R:  Consistently release software and hardware innovations that set them apart from Samsung and LG. They did that last year and everyone copied them; this year they updated the specs.

So far, what is your 2014 phone of the year?

K:  Probably the new Moto X. After going between it and the LG G3 and the Xperia Z3 Compact, it’s just unmatched in terms of in-hand feel and performance. Plus, dat leather.

T:  I have to go with the LG G3. It’s been my tried-and-true since it launched earlier this year. 2nd place goes to the Moto X.

R:  There isn’t an Android phone that I love this year. I don’t like the Moto X’s hardware design, HTC remade the One and didn’t add much to it, Samsung is still pumping out the same plastic garbage and garbage skin, LG has a nice phone with bad looking software and bland hardware, and Sony has a bad looking skin that affects performance and terrible color options on their phones. TL;DR – I’m looking forward to seeing if things change next year.

moto x 2nd gen-1

What does the ultimate future of wearable tech look like? Is it Glass? Android Wear?

K:  I hope it doesn’t involve head gear, ever. Make watches better or improve upon the idea behind Motorola’s Moto Hint. Discreet wearables that help you are the only areas I want to see grow. I don’t want people to see my technology.

T:  Unless they can put an HUD-like display into the frames of glasses, without making me the center of attention in a public place, then I will stick with the advancement of smartwatches. So far, I really enjoy the Moto 360, and I would enjoy to see more classy designs from Moto and other design companies.
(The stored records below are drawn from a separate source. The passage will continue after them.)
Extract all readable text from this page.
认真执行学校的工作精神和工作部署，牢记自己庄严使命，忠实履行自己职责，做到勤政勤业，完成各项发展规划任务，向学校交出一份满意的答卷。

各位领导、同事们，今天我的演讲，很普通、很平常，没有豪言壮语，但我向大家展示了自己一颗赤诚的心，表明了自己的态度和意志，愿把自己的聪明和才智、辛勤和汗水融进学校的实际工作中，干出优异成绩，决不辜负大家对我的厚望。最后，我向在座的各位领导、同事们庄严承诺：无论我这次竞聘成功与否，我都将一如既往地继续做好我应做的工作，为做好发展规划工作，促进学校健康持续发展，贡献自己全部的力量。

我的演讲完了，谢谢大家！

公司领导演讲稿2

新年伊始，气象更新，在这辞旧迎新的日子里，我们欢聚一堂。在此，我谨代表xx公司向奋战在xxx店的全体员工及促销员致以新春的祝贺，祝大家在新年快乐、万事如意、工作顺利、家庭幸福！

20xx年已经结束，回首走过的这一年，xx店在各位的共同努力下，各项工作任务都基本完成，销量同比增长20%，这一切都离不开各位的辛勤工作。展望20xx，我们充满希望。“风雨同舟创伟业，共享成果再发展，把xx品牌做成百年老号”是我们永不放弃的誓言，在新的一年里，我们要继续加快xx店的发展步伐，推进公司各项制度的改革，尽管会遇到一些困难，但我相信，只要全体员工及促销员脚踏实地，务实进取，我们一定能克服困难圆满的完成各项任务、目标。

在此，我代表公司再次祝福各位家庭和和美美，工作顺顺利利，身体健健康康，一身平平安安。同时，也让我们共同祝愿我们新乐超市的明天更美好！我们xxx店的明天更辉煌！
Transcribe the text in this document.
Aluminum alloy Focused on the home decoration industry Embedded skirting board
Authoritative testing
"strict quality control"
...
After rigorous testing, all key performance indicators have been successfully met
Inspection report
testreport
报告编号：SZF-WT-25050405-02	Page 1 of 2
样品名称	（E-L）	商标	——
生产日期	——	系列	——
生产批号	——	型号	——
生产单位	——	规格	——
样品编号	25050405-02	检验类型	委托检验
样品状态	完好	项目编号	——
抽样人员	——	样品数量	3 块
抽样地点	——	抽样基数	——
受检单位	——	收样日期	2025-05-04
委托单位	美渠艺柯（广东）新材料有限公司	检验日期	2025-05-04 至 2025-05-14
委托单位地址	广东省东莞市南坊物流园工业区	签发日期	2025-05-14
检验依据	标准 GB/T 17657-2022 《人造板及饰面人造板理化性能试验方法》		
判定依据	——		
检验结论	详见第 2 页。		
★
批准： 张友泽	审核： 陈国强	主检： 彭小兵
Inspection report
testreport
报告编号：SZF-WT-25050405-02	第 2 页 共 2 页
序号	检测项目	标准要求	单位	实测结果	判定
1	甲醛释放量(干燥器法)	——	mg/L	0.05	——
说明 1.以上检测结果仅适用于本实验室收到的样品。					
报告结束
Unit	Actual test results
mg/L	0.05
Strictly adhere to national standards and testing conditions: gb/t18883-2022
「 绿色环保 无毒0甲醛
R:  We don’t know yet. I don’t think we’ve seen a compelling universal application for wearables yet outside of health and notifications.

Can you tell us something about yourselves that we don’t know?

K:  Grew up in Whitefish, MT, one of the great mountain resort towns in the country and have never skied or snowboarded in my life. Weird, right? I also have two Persian cats named Batum and Rodgers. They are bosses.

T:  I have an undying love for Godzilla and xenomorphs, so much so that I have to own anything having to do with either of the two. I also play guitar as a hobby, so anything having to do with music and collecting instruments is a fondness of mine. Oh, and according to a rumor circulating, I have six webbed toes on each foot and my great-great-great uncle invented the post stamp.

R:  I lead worship for the contemporary service at an Anglican church.